Forthcoming provisions for health plans and payers, delayed until mid-year 2022 and 2023, should assist in protecting patients, employers and providers from such tactics that lead to surprise denials and cost transfers for care.

Health plans and payers will soon be required to:

  • Keep updated network directories
  • Clearly display cost sharing and benefit details on insurance cards
  • Comply with continuum-of-care requirements
  • Provide good faith estimates and advanced explanation of benefits to community providers and patients that detail coverage, cost-sharing amounts and technical and medical policy requirements

A legal challenge

One area of the No Surprises Act provisions originally set to go into effect on Jan. 1 is currently on hold because it is being contested in court.

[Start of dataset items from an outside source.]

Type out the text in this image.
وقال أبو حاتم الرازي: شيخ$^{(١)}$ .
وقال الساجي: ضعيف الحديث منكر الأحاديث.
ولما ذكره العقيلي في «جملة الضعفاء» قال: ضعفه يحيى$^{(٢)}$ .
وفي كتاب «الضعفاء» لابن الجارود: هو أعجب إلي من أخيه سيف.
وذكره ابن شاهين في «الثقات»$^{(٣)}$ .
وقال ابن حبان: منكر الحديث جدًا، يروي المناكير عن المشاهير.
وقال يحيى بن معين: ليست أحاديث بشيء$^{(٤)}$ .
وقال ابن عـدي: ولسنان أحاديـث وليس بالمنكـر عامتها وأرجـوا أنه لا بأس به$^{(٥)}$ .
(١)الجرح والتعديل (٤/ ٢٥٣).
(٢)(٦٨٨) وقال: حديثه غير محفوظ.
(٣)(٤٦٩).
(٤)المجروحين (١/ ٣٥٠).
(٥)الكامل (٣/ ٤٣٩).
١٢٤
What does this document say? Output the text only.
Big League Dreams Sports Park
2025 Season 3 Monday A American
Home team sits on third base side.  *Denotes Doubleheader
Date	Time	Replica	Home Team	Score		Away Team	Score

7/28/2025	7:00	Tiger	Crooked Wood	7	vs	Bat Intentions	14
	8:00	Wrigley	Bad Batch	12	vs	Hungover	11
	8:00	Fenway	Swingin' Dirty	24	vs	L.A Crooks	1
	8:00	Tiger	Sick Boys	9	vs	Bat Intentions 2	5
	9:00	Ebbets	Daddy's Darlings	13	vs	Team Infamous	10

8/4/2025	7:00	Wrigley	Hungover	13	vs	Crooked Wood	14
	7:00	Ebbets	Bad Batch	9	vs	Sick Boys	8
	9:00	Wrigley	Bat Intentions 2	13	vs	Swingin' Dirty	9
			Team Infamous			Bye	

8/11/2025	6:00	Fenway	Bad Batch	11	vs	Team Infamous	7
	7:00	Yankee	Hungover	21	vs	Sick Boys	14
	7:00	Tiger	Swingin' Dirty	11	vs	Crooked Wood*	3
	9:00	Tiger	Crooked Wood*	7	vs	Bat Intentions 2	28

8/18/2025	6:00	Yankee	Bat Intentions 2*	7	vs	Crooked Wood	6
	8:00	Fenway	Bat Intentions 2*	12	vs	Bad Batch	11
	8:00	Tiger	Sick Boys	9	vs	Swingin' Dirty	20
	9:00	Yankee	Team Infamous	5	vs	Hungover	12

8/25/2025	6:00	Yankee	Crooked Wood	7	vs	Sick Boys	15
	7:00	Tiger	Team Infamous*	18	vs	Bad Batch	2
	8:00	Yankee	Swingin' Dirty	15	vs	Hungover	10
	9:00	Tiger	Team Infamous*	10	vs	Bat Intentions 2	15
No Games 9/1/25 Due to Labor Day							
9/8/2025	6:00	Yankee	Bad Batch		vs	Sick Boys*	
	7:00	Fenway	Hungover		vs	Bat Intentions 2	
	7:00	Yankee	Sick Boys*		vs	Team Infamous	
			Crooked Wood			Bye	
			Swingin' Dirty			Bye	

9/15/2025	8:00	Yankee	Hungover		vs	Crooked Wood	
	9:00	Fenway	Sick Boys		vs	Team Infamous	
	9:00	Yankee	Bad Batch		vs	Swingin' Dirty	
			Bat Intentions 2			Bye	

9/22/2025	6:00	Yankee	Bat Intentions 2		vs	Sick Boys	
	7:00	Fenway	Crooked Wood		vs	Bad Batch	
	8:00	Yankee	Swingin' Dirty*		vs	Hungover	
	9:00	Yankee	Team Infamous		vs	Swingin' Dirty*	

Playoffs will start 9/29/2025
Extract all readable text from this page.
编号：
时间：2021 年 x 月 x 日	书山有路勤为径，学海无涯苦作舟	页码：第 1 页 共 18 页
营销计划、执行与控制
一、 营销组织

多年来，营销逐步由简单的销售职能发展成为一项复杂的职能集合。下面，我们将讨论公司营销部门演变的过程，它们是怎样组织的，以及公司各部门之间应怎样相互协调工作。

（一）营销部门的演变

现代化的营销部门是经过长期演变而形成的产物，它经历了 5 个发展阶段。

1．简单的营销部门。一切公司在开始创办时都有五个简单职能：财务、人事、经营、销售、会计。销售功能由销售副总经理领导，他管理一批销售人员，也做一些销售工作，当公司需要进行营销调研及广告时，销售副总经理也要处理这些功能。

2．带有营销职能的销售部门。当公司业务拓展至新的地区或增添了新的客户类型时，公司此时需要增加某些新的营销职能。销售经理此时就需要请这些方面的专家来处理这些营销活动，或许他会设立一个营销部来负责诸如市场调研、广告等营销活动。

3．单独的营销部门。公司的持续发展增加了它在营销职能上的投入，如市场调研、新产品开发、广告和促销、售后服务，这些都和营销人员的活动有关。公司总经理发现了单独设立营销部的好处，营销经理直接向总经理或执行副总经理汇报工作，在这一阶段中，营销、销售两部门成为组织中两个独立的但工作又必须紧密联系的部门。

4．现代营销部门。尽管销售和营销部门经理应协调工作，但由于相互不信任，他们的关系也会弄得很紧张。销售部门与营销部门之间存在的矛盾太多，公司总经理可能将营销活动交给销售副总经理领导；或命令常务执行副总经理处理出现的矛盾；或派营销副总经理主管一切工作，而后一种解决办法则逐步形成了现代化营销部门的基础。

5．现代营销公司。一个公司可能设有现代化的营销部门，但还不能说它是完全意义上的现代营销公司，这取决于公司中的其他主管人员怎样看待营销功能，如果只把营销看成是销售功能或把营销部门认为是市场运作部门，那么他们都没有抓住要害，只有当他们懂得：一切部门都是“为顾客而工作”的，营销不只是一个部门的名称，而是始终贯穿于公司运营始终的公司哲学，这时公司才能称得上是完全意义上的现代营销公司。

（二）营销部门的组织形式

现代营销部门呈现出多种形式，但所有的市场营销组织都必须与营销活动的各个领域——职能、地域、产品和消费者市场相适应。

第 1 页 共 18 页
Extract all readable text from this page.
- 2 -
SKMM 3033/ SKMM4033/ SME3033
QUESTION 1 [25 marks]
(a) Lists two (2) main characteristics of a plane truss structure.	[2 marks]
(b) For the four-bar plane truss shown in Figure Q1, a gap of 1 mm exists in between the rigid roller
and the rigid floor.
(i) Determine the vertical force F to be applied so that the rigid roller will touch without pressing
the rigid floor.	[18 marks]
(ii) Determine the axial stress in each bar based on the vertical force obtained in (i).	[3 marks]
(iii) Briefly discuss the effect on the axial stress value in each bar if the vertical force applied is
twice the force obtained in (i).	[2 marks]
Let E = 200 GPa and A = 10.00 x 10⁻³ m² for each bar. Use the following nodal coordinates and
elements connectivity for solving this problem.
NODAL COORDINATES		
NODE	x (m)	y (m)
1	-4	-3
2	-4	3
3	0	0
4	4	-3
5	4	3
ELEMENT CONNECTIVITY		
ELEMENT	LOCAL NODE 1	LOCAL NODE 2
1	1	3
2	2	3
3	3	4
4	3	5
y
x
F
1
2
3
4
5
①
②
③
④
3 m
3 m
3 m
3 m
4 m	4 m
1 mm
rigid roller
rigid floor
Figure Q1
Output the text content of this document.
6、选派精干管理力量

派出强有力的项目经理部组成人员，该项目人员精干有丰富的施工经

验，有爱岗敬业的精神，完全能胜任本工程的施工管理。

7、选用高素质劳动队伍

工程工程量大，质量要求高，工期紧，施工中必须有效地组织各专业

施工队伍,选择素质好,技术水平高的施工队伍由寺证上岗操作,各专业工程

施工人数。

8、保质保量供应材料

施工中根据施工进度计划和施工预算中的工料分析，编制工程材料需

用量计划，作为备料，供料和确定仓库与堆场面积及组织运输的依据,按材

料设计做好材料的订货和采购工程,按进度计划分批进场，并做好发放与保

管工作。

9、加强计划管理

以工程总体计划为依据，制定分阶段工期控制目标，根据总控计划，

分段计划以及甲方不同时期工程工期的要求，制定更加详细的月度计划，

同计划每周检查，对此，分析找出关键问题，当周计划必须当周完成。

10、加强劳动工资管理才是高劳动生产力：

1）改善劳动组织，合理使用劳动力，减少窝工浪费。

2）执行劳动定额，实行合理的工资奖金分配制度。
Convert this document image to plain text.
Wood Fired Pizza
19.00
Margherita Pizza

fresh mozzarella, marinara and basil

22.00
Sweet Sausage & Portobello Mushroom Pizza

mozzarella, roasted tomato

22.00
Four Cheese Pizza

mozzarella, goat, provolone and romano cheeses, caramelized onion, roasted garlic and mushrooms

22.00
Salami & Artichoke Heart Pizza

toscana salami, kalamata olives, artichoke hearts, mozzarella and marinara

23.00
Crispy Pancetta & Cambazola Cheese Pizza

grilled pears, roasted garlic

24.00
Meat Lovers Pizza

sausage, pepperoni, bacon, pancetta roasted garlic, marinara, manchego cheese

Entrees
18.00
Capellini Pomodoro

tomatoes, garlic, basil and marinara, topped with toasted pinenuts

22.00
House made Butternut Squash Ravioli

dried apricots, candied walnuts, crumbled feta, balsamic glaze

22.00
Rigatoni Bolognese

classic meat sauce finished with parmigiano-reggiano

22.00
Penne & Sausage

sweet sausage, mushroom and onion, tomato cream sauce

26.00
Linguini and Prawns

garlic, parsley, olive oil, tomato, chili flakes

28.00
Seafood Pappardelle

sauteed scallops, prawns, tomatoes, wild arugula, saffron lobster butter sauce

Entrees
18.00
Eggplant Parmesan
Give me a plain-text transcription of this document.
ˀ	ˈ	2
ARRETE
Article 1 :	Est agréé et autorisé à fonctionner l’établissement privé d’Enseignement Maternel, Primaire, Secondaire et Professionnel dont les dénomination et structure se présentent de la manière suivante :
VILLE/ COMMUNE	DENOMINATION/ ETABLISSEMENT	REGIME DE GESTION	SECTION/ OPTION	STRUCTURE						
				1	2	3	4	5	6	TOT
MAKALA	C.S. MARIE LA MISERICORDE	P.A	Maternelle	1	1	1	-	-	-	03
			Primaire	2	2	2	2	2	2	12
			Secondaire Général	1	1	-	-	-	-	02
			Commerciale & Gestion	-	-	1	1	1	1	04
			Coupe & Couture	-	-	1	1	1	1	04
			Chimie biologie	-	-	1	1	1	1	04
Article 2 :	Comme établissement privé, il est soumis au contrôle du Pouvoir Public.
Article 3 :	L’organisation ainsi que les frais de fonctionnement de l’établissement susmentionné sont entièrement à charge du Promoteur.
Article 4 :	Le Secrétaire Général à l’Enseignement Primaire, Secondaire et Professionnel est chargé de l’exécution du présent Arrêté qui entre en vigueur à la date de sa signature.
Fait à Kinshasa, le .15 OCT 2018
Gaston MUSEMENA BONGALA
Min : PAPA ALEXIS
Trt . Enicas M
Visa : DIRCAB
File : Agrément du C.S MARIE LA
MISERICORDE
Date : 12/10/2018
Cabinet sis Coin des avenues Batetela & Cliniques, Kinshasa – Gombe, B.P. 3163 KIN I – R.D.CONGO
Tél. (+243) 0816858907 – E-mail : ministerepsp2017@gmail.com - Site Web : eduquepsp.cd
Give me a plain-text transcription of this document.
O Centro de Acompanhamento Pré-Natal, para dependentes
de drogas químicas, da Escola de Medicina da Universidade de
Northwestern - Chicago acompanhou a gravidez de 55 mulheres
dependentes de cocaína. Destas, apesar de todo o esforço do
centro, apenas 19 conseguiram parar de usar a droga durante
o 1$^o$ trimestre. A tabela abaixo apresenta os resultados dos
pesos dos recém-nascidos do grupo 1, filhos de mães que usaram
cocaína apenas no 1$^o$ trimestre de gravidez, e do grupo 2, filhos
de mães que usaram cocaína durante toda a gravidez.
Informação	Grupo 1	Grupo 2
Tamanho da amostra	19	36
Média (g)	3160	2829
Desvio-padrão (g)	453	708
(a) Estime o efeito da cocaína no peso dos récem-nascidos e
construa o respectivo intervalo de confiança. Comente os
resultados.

CMS’s weighted recognition of a health plan’s internally set qualified payment amount (QPA), used to determine the initial payment to a provider for out-of-network medical care, has been seen by many legal and medical experts as an attempt to dictate privately negotiated payment rates.

The American Hospital Association (AHA), the American Medical Association (AMA) and, separately, the Texas Medical Association (TMA)  have filed lawsuits against CMS arguing that the agency’s arbitration guidance heavily sides with health plans and payers in its weighted support of the QPA and does not consider a number of items such as complex medical scenarios, quality, wage index factors, provider types and extraneous medical scenarios. HFMA policy geeks like myself and others in the industry feel confident that the AHA/AMA and the TMA will prevail and get the misdirected guidance corrected soon.

What we have accomplished — and what it means

The No Surprises Act is a much-anticipated and much-needed legislated solution to a very real problem that has clearly affected many people across the nation. I’ve been around healthcare long enough to know that the majority of health plans, hospitals and other providers and most policy folks have their patients and communities at heart, and they support the goals of the legislation.

This view has been reinforced by the COVID-19 public health emergency (PHE), in which all these players have come together tirelessly and with a deep commitment to helping the nation respond to an unprecedented crisis. If ever there was a doubt, the PHE — just like all that work that was done to lay the groundwork for the No Surprises Act — reminds us of the importance of these players in our lives. The passage of the act is a small step in the right direction!